July 17, 2018

Source: Bigstock

Beginning his joint press conference with Vladimir Putin, President Trump declared that U.S. relations with Russia have “never been worse.”

He then added pointedly, that just changed “about four hours ago.”

It certainly did. With his remarks in Helsinki and at the NATO summit in Brussels, Trump has signaled a historic shift in U.S. foreign policy that may determine the future of this nation and the fate of his presidency.

He has rejected the fundamental premises of American foreign policy since the end of the Cold War and blamed our wretched relations with Russia, not on Vladimir Putin, but squarely on the U.S. establishment.

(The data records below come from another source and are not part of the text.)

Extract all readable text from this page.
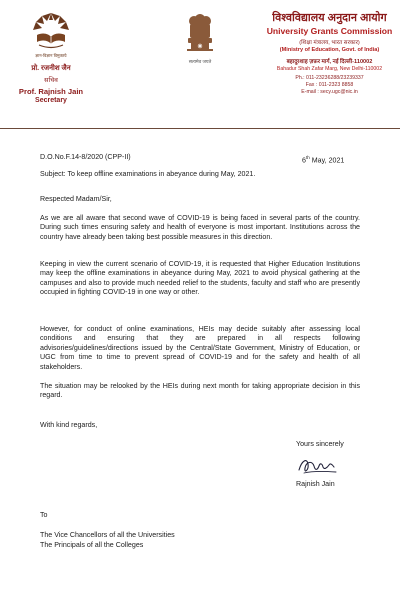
ज्ञान-विज्ञान विमुक्तये
प्रो. रजनीश जैन
सचिव
Prof. Rajnish Jain
Secretary
सत्यमेव जयते
विश्वविद्यालय अनुदान आयोग
University Grants Commission
(शिक्षा मंत्रालय, भारत सरकार)
(Ministry of Education, Govt. of India)
बहादुरशाह ज़फ़र मार्ग, नई दिल्ली-110002
Bahadur Shah Zafar Marg, New Delhi-110002
Ph.: 011-23236288/23239337
Fax : 011-2323 8858
E-mail : secy.ugc@nic.in
D.O.No.F.14-8/2020 (CPP-II)	6th May, 2021
Subject: To keep offline examinations in abeyance during May, 2021.
Respected Madam/Sir,

As we are all aware that second wave of COVID-19 is being faced in several parts of the country. During such times ensuring safety and health of everyone is most important. Institutions across the country have already been taking best possible measures in this direction.

Keeping in view the current scenario of COVID-19, it is requested that Higher Education Institutions may keep the offline examinations in abeyance during May, 2021 to avoid physical gathering at the campuses and also to provide much needed relief to the students, faculty and staff who are presently occupied in fighting COVID-19 in one way or other.

However, for conduct of online examinations, HEIs may decide suitably after assessing local conditions and ensuring that they are prepared in all respects following advisories/guidelines/directions issued by the Central/State Government, Ministry of Education, or UGC from time to time to prevent spread of COVID-19 and for the safety and health of all stakeholders.

The situation may be relooked by the HEIs during next month for taking appropriate decision in this regard.

With kind regards,
Yours sincerely
Rajnish Jain
To
The Vice Chancellors of all the Universities
The Principals of all the Colleges
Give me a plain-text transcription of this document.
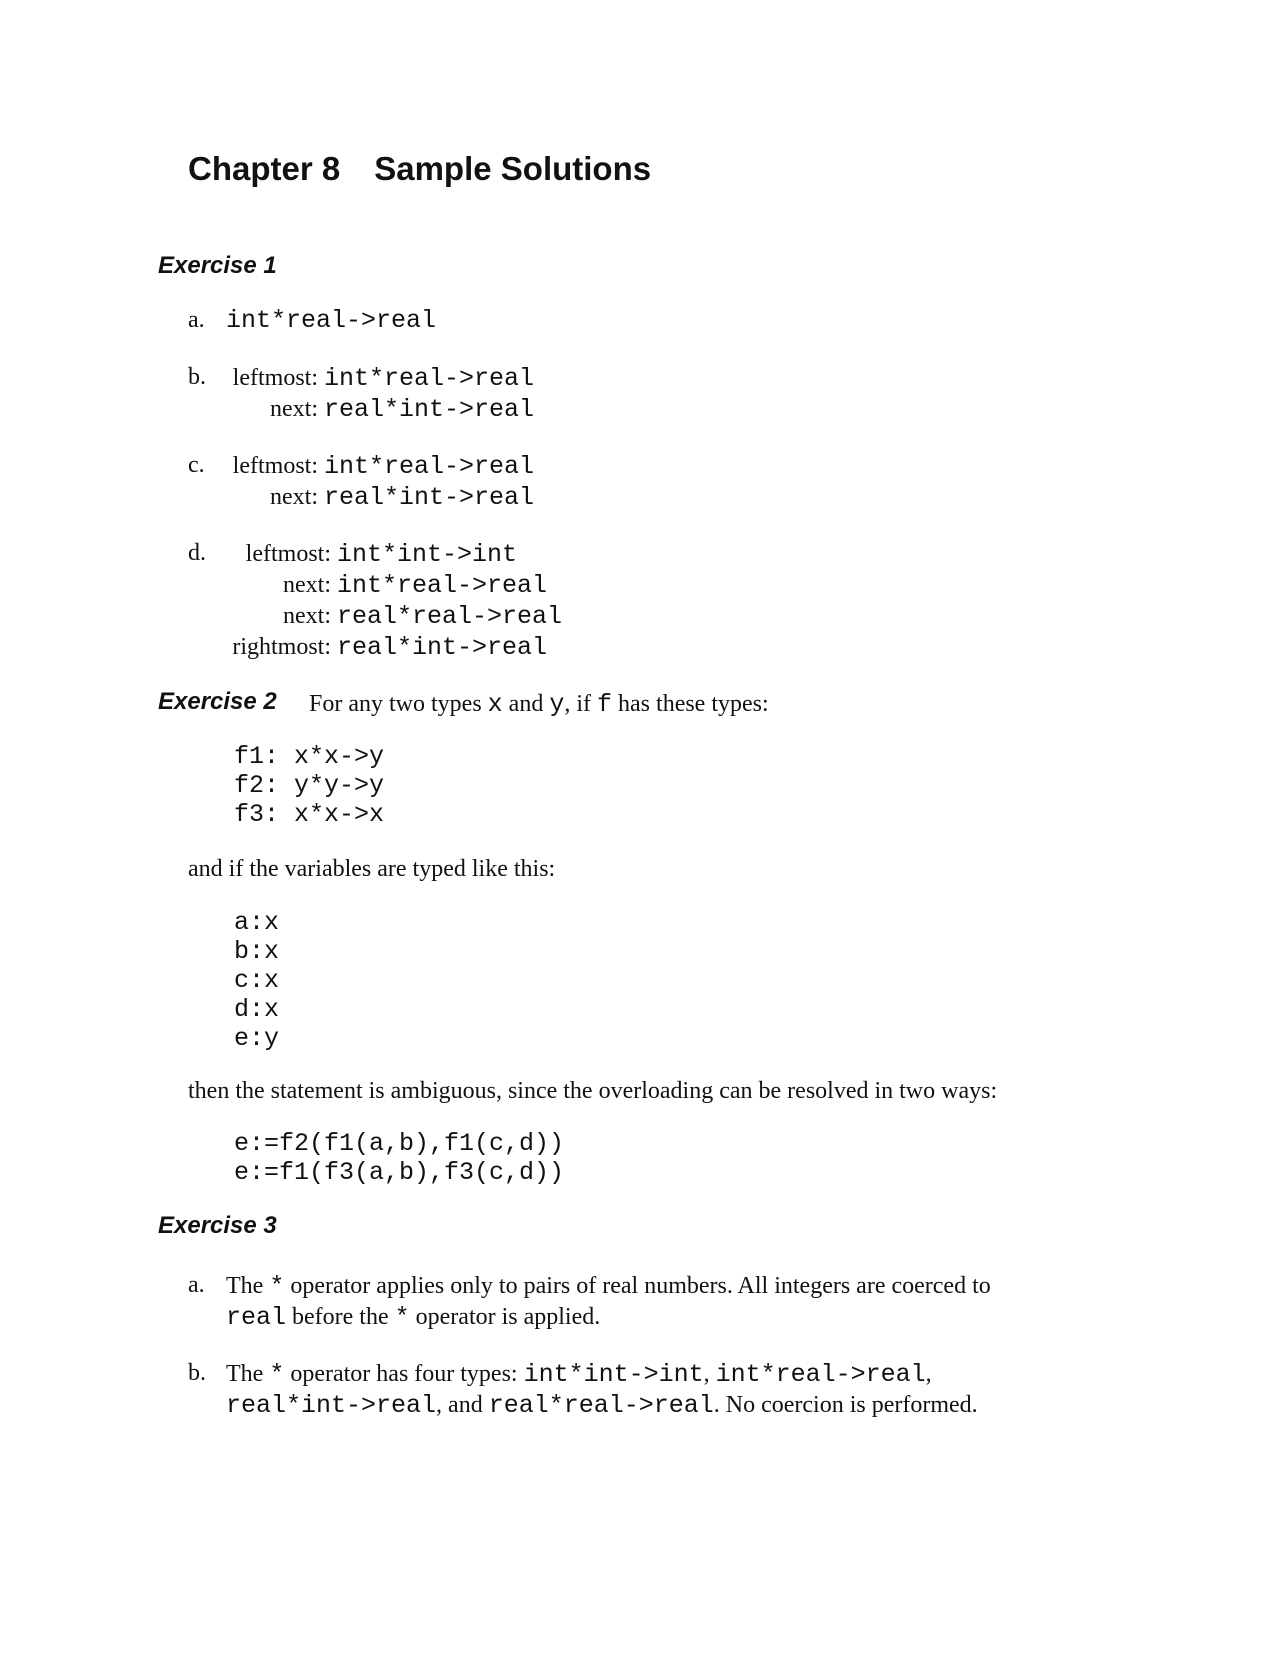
Chapter 8 Sample Solutions
Exercise 1
a. int*real->real
b. leftmost: int*real->real
next: real*int->real
c. leftmost: int*real->real
next: real*int->real
d.	leftmost: int*int->int
next: int*real->real
next: real*real->real
rightmost: real*int->real
Exercise 2 For any two types x and y, if f has these types:
f1: x*x->y
f2: y*y->y
f3: x*x->x
and if the variables are typed like this:
a:x
b:x
c:x
d:x
e:y
then the statement is ambiguous, since the overloading can be resolved in two ways:
e:=f2(f1(a,b),f1(c,d))
e:=f1(f3(a,b),f3(c,d))
Exercise 3
a. The * operator applies only to pairs of real numbers. All integers are coerced to
real before the * operator is applied.
b. The * operator has four types: int*int->int, int*real->real,
real*int->real, and real*real->real. No coercion is performed.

In a tweet prior to the meeting, Trump indicted the elites of both parties: “Our relationship with Russia has NEVER been worse thanks to many years of U.S. foolishness and stupidity and now, the Rigged Witch Hunt!”

Trump thereby repudiated the records and agendas of the neocons and their liberal interventionist allies, as well as the archipelago of War Party think tanks beavering away inside the Beltway.

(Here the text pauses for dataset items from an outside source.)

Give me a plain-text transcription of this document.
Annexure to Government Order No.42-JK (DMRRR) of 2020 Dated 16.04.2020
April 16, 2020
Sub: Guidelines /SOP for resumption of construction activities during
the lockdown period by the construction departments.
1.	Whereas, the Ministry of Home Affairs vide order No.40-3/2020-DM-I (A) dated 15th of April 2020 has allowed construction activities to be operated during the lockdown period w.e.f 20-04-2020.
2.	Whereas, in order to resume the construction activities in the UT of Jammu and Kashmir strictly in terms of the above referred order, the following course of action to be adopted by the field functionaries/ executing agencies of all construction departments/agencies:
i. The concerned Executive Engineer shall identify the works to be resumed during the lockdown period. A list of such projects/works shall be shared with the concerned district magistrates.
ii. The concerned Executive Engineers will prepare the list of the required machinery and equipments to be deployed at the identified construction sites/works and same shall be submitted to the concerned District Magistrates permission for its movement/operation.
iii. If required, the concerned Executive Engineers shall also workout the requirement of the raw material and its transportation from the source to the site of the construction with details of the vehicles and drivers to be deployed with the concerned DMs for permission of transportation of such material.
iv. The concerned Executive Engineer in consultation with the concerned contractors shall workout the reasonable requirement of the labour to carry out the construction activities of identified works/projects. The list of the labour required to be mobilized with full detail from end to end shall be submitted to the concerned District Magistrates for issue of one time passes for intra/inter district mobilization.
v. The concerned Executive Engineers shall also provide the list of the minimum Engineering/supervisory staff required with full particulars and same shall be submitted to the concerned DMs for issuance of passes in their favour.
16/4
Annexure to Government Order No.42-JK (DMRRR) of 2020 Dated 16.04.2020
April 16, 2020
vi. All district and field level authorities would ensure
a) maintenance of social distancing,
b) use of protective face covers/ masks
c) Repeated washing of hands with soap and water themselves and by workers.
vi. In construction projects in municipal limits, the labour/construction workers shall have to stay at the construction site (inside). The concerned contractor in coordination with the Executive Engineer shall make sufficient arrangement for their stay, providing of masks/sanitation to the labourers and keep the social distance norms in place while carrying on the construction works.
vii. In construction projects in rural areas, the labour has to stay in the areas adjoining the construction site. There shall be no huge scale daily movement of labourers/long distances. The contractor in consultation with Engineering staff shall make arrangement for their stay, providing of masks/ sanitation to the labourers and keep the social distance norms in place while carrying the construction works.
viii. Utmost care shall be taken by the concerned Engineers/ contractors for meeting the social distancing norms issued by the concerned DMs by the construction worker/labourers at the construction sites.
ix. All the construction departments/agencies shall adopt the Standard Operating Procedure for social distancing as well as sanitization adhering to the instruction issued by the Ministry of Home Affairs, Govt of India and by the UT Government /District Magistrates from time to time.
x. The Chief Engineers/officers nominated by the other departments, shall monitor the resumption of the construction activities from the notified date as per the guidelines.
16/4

“Trump insists Russian meddling had no effect on the outcome in 2016 and he is not going to allow media obsession with Russiagate to interfere with establishing better relations.”

Looking back over the week, from Brussels to Britain to Helsinki, Trump’s message has been clear, consistent and startling.

NATO is obsolete. European allies have freeloaded off U.S. defense while rolling up huge trade surpluses at our expense. Those days are over. Europeans are going to stop stealing our markets and start paying for their own defense.

And there will be no Cold War II.

We are not going to let Putin’s annexation of Crimea or aid to pro-Russian rebels in Ukraine prevent us from working on a rapprochement and a partnership with him, Trump is saying. We are going to negotiate arms treaties and talk out our differences as Ronald Reagan did with Mikhail Gorbachev.

Helsinki showed that Trump meant what he said when he declared repeatedly, “Peace with Russia is a good thing, not a bad thing.”

On Syria, Trump indicated that he and Putin are working with Bibi Netanyahu, who wants all Iranian forces and Iran-backed militias kept far from the Golan Heights. As for U.S. troops in Syria, says Trump, they will be coming out after ISIS is crushed, and we are 98 percent there.

That is another underlying message here: America is coming home from foreign wars and will be shedding foreign commitments.

Both before and after the Trump-Putin meeting, the cable news coverage was as hostile and hateful toward the president as any this writer has ever seen. The media may not be the “enemy of the people” Trump says they are, but many are implacable enemies of this president.

Some wanted Trump to emulate Nikita Khrushchev, who blew up the Paris summit in May 1960 over a failed U.S. intelligence operation—the U-2 spy plane shot down over the Urals just weeks earlier.

Khrushchev had demanded that Ike apologize. Ike refused, and Khrushchev exploded. Some media seemed to be hoping for just such a confrontation.

When Trump spoke of the “foolishness and stupidity” of the U.S. foreign policy establishment that contributed to this era of animosity in U.S.-Russia relations, what might he have had in mind?

Was it the U.S. provocatively moving NATO into Russia’s front yard after the collapse of the USSR?